Unit-Level Confidence Scoring: Confidence scores are computed using function \(c_g(s;\cdot) \in [0, 1]\). Higher scores indicate greater likelihood of factual correctness. Units with scores below threshold \(\tau\) are flagged as potential hallucinations.
Response-Level Aggregation: Unit scores are combined to provide an overall response confidence.

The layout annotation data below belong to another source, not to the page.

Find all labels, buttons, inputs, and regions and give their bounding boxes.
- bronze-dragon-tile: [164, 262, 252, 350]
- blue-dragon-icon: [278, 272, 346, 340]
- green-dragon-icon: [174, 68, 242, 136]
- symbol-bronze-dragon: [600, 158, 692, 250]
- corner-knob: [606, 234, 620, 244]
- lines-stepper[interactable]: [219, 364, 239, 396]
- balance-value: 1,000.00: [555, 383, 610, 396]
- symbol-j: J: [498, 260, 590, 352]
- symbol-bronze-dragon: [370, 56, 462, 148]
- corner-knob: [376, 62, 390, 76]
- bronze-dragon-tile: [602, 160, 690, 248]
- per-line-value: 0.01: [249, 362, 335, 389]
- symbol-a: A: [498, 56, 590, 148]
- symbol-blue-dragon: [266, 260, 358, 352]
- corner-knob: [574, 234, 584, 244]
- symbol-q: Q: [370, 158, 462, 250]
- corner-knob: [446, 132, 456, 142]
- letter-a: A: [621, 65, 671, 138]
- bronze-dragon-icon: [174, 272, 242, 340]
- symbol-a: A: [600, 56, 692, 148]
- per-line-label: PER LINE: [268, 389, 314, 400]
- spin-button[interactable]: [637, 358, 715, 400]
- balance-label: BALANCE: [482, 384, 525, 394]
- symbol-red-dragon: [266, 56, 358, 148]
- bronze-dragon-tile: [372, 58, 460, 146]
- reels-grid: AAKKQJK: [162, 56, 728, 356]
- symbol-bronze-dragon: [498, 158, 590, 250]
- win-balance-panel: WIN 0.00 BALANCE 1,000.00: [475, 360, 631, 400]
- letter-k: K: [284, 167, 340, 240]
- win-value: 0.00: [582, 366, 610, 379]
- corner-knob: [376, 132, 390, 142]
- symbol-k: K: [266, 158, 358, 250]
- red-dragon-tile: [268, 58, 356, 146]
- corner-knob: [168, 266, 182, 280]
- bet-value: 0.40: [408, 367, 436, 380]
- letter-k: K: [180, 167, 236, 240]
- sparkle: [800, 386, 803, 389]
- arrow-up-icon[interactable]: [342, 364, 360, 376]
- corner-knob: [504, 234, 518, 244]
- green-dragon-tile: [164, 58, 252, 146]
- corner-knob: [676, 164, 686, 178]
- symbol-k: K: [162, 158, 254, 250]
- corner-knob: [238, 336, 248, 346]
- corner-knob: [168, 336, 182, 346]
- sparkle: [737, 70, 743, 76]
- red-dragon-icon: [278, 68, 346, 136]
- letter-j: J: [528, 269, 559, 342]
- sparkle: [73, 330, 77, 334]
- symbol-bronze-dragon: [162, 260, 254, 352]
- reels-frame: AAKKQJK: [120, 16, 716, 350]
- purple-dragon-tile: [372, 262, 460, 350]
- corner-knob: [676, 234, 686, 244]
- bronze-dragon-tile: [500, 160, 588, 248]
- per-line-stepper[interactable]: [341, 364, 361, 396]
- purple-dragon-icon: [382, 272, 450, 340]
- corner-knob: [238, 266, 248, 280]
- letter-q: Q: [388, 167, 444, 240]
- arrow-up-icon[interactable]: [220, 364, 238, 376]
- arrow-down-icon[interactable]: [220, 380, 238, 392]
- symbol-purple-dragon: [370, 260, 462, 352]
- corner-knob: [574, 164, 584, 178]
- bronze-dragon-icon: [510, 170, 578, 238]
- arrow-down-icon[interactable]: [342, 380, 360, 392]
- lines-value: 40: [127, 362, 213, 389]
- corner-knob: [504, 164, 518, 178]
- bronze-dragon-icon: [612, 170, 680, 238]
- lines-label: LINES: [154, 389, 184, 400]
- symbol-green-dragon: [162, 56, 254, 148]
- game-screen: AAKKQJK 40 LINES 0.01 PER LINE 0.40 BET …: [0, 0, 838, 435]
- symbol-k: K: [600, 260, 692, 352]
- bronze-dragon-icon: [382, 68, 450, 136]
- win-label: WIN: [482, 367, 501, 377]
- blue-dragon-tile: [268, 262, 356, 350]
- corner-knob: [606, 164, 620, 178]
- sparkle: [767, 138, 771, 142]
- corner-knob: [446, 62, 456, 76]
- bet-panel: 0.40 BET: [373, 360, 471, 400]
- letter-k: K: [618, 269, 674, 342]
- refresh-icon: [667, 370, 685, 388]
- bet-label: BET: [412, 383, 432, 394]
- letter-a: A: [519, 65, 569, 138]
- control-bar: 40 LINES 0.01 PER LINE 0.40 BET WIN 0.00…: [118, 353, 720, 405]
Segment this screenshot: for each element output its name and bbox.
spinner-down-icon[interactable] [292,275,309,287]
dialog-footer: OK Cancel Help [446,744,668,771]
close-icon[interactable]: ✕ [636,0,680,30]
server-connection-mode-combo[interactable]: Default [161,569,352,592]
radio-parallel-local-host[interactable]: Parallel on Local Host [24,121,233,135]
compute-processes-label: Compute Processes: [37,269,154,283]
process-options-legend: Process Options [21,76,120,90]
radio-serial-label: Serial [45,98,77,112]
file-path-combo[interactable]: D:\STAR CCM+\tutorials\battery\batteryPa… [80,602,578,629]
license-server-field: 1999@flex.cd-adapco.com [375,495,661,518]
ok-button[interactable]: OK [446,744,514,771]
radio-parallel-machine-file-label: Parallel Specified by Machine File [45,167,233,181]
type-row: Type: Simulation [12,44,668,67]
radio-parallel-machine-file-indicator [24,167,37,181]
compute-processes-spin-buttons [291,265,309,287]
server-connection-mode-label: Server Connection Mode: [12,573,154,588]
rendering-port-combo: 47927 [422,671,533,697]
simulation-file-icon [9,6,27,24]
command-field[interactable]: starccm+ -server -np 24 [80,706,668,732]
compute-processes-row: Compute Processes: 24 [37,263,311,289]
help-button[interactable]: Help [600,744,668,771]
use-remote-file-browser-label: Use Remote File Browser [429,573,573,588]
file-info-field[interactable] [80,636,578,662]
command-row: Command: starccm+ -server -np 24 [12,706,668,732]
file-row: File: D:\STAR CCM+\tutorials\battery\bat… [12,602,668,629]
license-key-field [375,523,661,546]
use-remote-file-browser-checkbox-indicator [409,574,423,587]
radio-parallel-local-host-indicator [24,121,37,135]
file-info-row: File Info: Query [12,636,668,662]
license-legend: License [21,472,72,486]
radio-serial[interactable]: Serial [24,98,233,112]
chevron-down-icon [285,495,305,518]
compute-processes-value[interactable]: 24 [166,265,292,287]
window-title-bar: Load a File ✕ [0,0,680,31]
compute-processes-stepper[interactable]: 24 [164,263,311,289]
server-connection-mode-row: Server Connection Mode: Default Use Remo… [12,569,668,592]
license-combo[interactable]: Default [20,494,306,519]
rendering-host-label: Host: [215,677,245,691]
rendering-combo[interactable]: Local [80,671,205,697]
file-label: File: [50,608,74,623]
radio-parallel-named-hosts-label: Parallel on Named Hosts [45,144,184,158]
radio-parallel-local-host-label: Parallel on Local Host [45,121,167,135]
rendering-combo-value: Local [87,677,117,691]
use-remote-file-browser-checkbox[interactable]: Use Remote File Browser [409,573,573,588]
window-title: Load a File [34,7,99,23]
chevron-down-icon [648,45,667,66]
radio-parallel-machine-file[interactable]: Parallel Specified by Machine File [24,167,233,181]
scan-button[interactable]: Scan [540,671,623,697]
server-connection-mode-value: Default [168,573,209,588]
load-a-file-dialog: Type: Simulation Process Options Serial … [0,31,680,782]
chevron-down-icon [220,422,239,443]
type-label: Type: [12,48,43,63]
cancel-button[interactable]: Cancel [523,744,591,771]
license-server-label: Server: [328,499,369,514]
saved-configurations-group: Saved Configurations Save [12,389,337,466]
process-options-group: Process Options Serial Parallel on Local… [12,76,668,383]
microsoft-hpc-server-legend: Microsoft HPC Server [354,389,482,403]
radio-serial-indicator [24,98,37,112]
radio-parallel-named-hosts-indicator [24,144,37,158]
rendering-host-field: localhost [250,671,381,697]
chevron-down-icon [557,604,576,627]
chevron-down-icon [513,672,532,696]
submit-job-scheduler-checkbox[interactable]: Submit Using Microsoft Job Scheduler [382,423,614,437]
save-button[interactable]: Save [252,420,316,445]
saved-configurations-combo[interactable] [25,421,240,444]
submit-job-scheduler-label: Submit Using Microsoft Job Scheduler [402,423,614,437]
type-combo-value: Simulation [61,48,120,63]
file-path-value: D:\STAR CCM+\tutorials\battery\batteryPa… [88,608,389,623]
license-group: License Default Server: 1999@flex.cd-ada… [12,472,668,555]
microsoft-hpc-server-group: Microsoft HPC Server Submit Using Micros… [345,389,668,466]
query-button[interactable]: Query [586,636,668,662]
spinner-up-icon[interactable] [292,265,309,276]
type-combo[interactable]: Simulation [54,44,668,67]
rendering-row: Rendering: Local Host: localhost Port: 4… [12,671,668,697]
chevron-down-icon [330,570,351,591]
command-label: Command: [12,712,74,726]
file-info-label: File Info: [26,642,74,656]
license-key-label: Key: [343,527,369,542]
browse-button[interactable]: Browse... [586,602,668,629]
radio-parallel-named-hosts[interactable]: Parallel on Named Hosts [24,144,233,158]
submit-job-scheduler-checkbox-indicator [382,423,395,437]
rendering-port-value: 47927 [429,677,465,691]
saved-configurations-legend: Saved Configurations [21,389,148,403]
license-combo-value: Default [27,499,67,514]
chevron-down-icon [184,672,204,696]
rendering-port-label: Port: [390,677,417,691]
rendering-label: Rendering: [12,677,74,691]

The Claim-QA approach demonstrated here is adapted from Farquhar et al., 2024. It uses an LLM to convert each unit (sentence or claim) into a question for which that unit would be the answer. The method measures consistency across multiple responses to these questions, effectively applying standard black-box uncertainty quantification to those sampled responses to the unit questions. Formally, a claim-QA scorer \(c_g(s;\cdot)\) is defined as follows:

\[c_g(s; y_0^{(s)}, \mathbf{y}^{(s)}_{\text{cand}}) = \frac{1}{m} \sum_{j=1}^m \eta(y_0^{(s)}, y_j^{(s)})\]

where \(y_0^{(s)}\) is the original unit response, \(\mathbf{y}^{(s)}_{\text{cand}} = \{y_1^{(s)}, ..., y_m^{(s)}\}\) are \(m\) candidate responses to the unit’s question, and \(\eta\) is a consistency function such as contradiction probability, cosine similarity, or BERTScore F1. Semantic entropy, which follows a slightly different functional form, can also be used to measure consistency.